Osteoporotic vertebral fracture treatment
However, some patients fail to benefit from these treatment modalities and disease-related morbidity and mortality persists. Conservatively treated OVCF’s are cured with partial relief of pain and quality of life within 2 to 12 weeks 3) 4)
Kyphoplasty was developed to restore vertebral height and improve sagittal alignment. Several studies have shown these theoretical improvements cannot be transferred universally to the clinical setting.
The treatment of osteoporotic vertebral compression fractures using transpedicular cement augmentation has grown significantly since 1990s.
The treatment of painful vertebral compression fractures has changed substantially since the introduction of vertebroplasty in the mid-1980s and balloon kyphoplasty in the late 1990s. Both procedures were widely accepted with the vertebral fractures treated reaching 150,000 per annum in 2009 prior to the publication of 2 randomized controlled trials comparing vertebroplasty with a sham treatment published in the New England Journal of Medicine in August 2009. Since then, there has been a flood of information on vertebral augmentation and balloon kyphoplasty. It is worth evaluating this information especially because it relates to current recommendations that are often followed blindly by medical and administrative groups unfamiliar with either the procedure or the high level of evidence surrounding vertebral augmentation 5).

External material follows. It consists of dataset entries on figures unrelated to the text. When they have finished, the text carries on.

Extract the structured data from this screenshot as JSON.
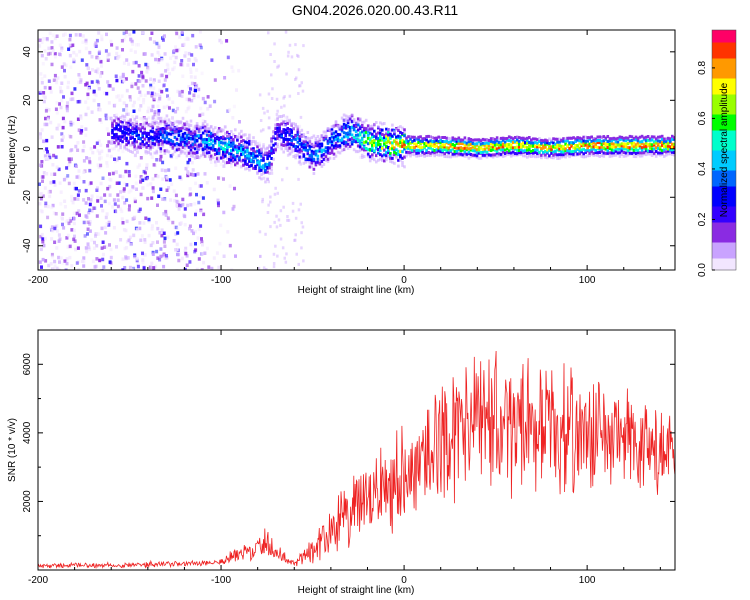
{
  "title": "GN04.2026.020.00.43.R11",
  "colors": {
    "snr_line": "#ee2222",
    "axis": "#000000",
    "colormap": [
      "#f2e6ff",
      "#c9a3ff",
      "#8a2be2",
      "#3300ff",
      "#0000ff",
      "#0066ff",
      "#00ccff",
      "#00ffcc",
      "#00ff00",
      "#99ff00",
      "#ffff00",
      "#ff9900",
      "#ff3300",
      "#ff0066"
    ]
  },
  "chart_data": [
    {
      "type": "heatmap",
      "title": "GN04.2026.020.00.43.R11",
      "xlabel": "Height of straight line (km)",
      "ylabel": "Frequency (Hz)",
      "xlim": [
        -200,
        148
      ],
      "ylim": [
        -50,
        49
      ],
      "x_ticks": [
        -200,
        -100,
        0,
        100
      ],
      "y_ticks": [
        -40,
        -20,
        0,
        20,
        40
      ],
      "colorbar": {
        "label": "Normalized spectral amplitude",
        "range": [
          0.0,
          0.95
        ],
        "ticks": [
          0.0,
          0.2,
          0.4,
          0.6,
          0.8
        ]
      },
      "ridge": {
        "x": [
          -160,
          -150,
          -140,
          -130,
          -120,
          -110,
          -100,
          -90,
          -80,
          -75,
          -70,
          -60,
          -50,
          -40,
          -30,
          -20,
          -10,
          0,
          20,
          40,
          60,
          80,
          100,
          120,
          148
        ],
        "y": [
          8,
          7,
          6,
          6,
          5,
          4,
          2,
          0,
          -4,
          -6,
          8,
          4,
          -2,
          4,
          8,
          4,
          3,
          2,
          2,
          1,
          2,
          1,
          2,
          2,
          2
        ],
        "amplitude": [
          0.3,
          0.35,
          0.35,
          0.4,
          0.4,
          0.45,
          0.55,
          0.5,
          0.45,
          0.4,
          0.3,
          0.4,
          0.45,
          0.45,
          0.5,
          0.7,
          0.8,
          0.85,
          0.9,
          0.9,
          0.9,
          0.9,
          0.9,
          0.95,
          0.95
        ]
      },
      "noise_region": [
        -200,
        -110
      ]
    },
    {
      "type": "line",
      "xlabel": "Height of straight line (km)",
      "ylabel": "SNR (10 * v/v)",
      "xlim": [
        -200,
        148
      ],
      "ylim": [
        0,
        7000
      ],
      "x_ticks": [
        -200,
        -100,
        0,
        100
      ],
      "y_ticks": [
        2000,
        4000,
        6000
      ],
      "envelope": {
        "x": [
          -200,
          -150,
          -120,
          -100,
          -90,
          -80,
          -75,
          -70,
          -60,
          -50,
          -40,
          -30,
          -20,
          -10,
          0,
          10,
          20,
          30,
          40,
          50,
          60,
          70,
          80,
          90,
          100,
          110,
          120,
          130,
          140,
          148
        ],
        "mean": [
          120,
          150,
          180,
          250,
          450,
          600,
          900,
          500,
          200,
          600,
          1200,
          1600,
          2000,
          2500,
          2800,
          3200,
          3800,
          4100,
          4300,
          4300,
          4200,
          4300,
          4100,
          4000,
          4000,
          3900,
          3800,
          3500,
          3400,
          3300
        ],
        "spread": [
          80,
          100,
          100,
          150,
          300,
          400,
          700,
          300,
          150,
          500,
          900,
          1200,
          1400,
          1700,
          1800,
          1900,
          2200,
          2300,
          2400,
          2500,
          2300,
          2200,
          2200,
          2100,
          2000,
          1900,
          1900,
          1800,
          1800,
          1700
        ]
      }
    }
  ]
}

In a multicenter study, Kallmes et al., randomly assigned 131 patients who had one to three painful osteoporotic vertebral compression fractures to undergo either vertebroplasty or a simulated procedure without cement (control group). The primary outcomes were scores on the modified Roland Morris Disability Questionnaire (RDQ) (on a scale of 0 to 23, with higher scores indicating greater disability) and patients’ ratings of average painintensity during the preceding 24 hours at 1 month (on a scale of 0 to 10, with higher scores indicating more severe pain). Patients were allowed to cross over to the other study group after 1 month.
All patients underwent the assigned intervention (68 vertebroplasties and 63 simulated procedures). The baseline characteristics were similar in the two groups. At 1 month, there was no significant difference between the vertebroplasty group and the control group in either the RDQ score (difference, 0.7; 95% confidence interval [CI], -1.3 to 2.8; P=0.49) or the pain rating (difference, 0.7; 95% CI, -0.3 to 1.7; P=0.19). Both groups had immediate improvement in disability and pain scores after the intervention. Although the two groups did not differ significantly on any secondary outcome measure at 1 month, there was a trend toward a higher rate of clinically meaningful improvement in pain (a 30% decrease from baseline) in the vertebroplasty group (64% vs. 48%, P=0.06). At 3 months, there was a higher crossover rate in the control group than in the vertebroplasty group (51% vs. 13%, P<0.001) [corrected]. There was one serious adverse event in each group.
Improvements in pain and pain-related disability associated with osteoporotic compression fractures in patients treated with vertebroplasty were similar to the improvements in a control group 6).
On the other hand a randomized controlled trial (Fracture Reduction Evaluation [FREE] trial) which took place at 21 sites in eight countries and included 149 patients assigned to balloon kyphoplasty showed that in patients with acute, painful, vertebral fractures, balloon kyphoplasty improved quality of life, function, mobility, and pain more rapidly than did nonsurgical management, with significant differences in improvement between the groups at 1 month 7).